The Wellington Hill St resident wanted protesters to wear a mask, for the streets to be cleared so people could walk freely without harassment, and for protesters to stick to the lawns of Parliament.

"I am furious about the occupation of the bus exchange, I mean it's a parking lot campsite now.

"That doesn't affect the politicians. It's not going to change anyone's view on mandates, all it creates is a complete standstill of public infrastructure in Wellington. It's nothing but disruptive."

While he wanted to see the streets cleared, he was concerned that he could end up in the middle of a riot if the police stepped in.

"If we see the break out of a riot - which I think if police do eventually move in is a real possibility - it will be instigated by those more extreme people, but the reality of mob rule and people who feel pissed off is that they will join in.

"And all of a sudden, we will be right in the middle of a riot."

A sign at the protest camp at Parliament.

A sign at the protest camp at Parliament. Photo: RNZ / Craig McCulloch

Residents were contacted by the protesters about a week ago to see if they'd allow a medical tent to be set up in garages or a back garden who they told to contact the public health service, he said.

"If we were having a party on the street, A - it would get shut down, and B - it wouldn't be masking over that more like dangerous underbelly of the whole thing where by people are still being abused."

Police said that parked vehicles around the protest area swelled to approximately 2000 on Saturday, with about 800 of those illegally parked. A small number of vehicles were towed.

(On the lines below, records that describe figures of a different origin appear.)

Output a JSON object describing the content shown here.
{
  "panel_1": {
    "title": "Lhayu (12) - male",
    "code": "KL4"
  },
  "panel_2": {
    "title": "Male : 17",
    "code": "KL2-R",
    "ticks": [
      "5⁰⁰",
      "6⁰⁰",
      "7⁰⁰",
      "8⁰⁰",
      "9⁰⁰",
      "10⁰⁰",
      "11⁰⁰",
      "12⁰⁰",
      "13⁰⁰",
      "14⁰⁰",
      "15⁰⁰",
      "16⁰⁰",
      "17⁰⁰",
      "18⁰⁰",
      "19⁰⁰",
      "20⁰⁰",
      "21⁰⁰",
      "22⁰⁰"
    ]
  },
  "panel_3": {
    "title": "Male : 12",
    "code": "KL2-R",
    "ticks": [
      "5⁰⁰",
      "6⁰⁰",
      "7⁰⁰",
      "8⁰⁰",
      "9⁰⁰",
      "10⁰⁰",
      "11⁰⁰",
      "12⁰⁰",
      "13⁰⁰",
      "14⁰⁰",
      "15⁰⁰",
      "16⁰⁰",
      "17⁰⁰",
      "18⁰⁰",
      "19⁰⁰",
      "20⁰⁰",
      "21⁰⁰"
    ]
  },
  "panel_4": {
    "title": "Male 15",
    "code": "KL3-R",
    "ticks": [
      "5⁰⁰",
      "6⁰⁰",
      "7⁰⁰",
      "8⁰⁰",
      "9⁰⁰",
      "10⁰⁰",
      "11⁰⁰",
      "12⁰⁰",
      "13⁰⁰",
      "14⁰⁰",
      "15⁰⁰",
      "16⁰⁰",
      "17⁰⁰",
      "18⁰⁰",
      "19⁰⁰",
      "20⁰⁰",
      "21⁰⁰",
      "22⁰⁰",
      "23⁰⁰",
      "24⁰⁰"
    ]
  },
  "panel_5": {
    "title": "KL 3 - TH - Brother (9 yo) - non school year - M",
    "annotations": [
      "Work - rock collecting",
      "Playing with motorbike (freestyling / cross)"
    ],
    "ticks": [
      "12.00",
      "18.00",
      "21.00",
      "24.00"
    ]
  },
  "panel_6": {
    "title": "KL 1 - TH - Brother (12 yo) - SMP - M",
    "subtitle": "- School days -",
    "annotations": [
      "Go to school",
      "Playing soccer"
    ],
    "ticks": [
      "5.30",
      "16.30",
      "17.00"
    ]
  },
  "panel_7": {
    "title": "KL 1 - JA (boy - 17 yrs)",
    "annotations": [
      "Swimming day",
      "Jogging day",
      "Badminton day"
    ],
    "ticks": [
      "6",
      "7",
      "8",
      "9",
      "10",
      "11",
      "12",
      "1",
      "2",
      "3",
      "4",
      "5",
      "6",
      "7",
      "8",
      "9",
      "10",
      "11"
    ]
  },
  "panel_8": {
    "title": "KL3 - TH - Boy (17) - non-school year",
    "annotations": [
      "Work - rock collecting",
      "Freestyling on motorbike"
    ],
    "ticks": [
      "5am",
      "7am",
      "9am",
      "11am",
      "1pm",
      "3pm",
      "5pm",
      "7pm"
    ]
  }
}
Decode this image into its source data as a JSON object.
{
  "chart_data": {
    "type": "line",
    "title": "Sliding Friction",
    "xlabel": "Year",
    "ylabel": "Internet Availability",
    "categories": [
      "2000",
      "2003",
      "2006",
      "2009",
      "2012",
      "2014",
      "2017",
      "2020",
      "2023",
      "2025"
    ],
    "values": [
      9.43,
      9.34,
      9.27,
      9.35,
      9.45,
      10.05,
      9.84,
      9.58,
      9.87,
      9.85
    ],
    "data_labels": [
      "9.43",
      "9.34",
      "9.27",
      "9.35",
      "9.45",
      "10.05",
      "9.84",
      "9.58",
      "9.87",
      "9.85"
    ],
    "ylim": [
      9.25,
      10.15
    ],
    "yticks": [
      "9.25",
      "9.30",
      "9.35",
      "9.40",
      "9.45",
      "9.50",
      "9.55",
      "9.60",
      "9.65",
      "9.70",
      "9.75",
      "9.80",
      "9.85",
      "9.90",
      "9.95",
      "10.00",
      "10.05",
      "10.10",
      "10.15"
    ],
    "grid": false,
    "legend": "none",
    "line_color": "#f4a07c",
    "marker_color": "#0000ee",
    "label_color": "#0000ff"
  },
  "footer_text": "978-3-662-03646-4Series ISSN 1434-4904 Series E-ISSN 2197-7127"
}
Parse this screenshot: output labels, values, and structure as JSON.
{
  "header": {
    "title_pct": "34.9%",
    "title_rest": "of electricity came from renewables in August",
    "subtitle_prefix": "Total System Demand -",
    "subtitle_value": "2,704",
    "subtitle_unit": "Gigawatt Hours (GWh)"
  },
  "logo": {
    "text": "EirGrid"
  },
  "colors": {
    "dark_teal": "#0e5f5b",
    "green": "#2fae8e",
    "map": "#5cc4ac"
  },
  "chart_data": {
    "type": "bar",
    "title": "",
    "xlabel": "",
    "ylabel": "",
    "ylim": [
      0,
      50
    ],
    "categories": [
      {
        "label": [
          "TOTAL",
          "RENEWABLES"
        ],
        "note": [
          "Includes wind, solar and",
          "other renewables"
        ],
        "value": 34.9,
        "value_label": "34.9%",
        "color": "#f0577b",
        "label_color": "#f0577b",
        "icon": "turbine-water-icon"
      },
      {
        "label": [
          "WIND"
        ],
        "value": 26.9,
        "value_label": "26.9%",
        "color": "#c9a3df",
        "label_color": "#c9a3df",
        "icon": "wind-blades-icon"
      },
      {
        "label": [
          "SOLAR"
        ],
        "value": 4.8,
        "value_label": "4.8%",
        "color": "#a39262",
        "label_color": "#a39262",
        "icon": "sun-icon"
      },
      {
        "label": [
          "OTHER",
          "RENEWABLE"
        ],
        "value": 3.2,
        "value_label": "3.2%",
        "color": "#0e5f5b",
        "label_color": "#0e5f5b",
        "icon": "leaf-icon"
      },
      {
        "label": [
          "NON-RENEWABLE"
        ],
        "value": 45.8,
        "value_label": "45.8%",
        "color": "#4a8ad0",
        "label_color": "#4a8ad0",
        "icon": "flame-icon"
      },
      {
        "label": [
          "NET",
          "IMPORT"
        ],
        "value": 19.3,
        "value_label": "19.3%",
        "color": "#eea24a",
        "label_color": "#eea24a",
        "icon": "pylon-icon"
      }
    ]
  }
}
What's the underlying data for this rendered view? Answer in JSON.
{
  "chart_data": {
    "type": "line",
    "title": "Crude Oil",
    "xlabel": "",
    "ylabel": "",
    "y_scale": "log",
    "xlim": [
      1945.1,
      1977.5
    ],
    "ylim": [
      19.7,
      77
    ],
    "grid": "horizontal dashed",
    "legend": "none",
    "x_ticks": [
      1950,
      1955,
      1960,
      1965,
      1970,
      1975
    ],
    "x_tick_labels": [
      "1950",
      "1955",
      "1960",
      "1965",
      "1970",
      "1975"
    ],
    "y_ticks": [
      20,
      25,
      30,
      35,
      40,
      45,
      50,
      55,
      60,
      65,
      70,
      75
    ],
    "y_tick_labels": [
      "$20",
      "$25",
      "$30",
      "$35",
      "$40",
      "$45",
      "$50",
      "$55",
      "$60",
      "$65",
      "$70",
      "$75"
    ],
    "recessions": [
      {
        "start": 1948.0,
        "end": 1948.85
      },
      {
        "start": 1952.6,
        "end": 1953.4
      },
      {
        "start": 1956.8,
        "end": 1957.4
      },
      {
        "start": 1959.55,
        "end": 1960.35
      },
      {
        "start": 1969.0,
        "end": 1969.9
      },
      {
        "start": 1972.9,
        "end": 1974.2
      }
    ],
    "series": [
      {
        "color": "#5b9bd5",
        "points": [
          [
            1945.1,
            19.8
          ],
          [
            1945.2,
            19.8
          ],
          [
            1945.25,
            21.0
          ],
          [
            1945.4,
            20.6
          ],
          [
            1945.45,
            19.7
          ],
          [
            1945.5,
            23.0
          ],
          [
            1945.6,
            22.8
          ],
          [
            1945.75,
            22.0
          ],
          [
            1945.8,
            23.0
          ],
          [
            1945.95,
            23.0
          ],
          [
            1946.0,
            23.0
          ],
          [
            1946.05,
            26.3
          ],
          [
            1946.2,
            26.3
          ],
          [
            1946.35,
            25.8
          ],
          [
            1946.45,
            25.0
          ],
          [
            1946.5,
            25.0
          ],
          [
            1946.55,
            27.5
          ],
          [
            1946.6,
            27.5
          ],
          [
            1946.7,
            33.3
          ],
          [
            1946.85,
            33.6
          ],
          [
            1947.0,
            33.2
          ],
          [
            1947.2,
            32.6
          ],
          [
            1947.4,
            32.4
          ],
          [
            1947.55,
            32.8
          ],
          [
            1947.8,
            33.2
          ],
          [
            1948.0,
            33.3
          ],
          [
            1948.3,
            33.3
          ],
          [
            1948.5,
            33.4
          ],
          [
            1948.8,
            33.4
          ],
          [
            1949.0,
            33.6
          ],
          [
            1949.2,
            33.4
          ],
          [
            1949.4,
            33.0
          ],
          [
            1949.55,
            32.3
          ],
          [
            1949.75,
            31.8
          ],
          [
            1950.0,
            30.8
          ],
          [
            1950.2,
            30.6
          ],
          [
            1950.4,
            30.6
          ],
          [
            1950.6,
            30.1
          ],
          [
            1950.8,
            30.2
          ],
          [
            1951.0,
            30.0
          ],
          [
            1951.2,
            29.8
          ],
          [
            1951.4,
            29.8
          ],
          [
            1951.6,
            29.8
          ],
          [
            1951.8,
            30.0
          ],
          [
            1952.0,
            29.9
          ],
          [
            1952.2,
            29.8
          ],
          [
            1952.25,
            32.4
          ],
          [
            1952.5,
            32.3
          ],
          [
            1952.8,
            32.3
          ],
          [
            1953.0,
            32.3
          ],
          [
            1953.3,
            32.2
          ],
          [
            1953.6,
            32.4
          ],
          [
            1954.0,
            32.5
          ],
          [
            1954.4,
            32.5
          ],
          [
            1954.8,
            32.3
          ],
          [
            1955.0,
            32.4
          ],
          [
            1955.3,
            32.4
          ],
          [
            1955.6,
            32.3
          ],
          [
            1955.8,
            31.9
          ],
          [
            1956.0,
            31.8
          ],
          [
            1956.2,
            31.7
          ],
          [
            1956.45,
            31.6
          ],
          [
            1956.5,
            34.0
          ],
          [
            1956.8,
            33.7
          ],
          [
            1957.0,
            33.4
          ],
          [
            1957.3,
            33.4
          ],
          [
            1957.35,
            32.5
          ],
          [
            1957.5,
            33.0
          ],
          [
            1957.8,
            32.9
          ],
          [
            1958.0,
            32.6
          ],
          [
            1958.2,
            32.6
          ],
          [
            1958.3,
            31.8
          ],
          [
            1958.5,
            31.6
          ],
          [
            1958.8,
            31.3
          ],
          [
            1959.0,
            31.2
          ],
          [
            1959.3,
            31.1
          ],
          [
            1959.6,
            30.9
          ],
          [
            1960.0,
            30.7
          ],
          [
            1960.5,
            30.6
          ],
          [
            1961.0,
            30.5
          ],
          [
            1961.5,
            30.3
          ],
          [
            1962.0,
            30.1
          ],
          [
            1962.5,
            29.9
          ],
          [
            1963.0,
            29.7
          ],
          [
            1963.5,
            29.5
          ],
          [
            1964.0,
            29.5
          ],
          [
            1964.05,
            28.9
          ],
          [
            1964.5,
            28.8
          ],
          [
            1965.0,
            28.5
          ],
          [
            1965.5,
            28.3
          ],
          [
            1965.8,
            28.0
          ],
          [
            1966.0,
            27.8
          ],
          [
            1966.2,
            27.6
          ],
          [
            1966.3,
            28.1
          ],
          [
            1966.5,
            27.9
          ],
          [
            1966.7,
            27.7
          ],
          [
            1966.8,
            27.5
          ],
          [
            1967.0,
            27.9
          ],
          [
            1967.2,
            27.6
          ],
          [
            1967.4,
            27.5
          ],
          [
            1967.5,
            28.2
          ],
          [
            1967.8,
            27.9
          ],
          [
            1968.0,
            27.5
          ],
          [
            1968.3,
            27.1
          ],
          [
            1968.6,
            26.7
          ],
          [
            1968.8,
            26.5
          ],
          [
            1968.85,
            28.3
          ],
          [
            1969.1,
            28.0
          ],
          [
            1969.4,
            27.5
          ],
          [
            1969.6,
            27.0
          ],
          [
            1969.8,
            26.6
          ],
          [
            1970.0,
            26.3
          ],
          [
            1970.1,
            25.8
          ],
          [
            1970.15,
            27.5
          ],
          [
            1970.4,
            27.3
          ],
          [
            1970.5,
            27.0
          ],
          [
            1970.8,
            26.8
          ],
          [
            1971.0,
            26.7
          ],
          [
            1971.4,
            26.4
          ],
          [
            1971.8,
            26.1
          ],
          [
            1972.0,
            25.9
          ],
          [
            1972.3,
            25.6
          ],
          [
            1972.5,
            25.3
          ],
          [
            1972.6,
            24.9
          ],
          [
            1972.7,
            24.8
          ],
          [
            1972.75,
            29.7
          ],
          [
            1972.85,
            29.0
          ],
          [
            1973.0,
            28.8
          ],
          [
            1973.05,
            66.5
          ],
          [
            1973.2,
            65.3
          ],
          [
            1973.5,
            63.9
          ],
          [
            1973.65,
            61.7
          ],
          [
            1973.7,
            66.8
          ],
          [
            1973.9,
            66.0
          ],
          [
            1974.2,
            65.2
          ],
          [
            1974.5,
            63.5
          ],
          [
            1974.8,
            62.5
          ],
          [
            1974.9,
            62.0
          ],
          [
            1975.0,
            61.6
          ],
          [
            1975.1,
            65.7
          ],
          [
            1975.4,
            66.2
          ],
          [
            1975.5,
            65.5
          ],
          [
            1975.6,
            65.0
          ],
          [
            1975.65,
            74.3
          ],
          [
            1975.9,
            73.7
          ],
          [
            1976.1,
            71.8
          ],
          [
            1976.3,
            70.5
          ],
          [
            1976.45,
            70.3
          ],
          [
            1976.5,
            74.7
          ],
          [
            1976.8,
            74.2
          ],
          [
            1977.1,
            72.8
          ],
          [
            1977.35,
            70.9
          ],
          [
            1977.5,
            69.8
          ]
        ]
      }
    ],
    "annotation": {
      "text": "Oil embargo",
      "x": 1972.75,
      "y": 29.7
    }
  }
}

Police said engagement with protest leaders had been "positive" over the weekend.

"Security and safety" were the focus of talks, police said in their statement.

Meanwhile, a counter protest is being launched in response to the Parliament convoy.

Matthew Tukaki from the National Māori Authority said an overwhelming number of people had been in touch with him saying they have had enough.

He said the vast number of Wellingtonians were fed up with the disruption to their lives, the abuse and the desecration of the memories of servicemen and women.

Tukaki said it would be an online protest without confrontation, intimidation, abuse or threatening behaviour.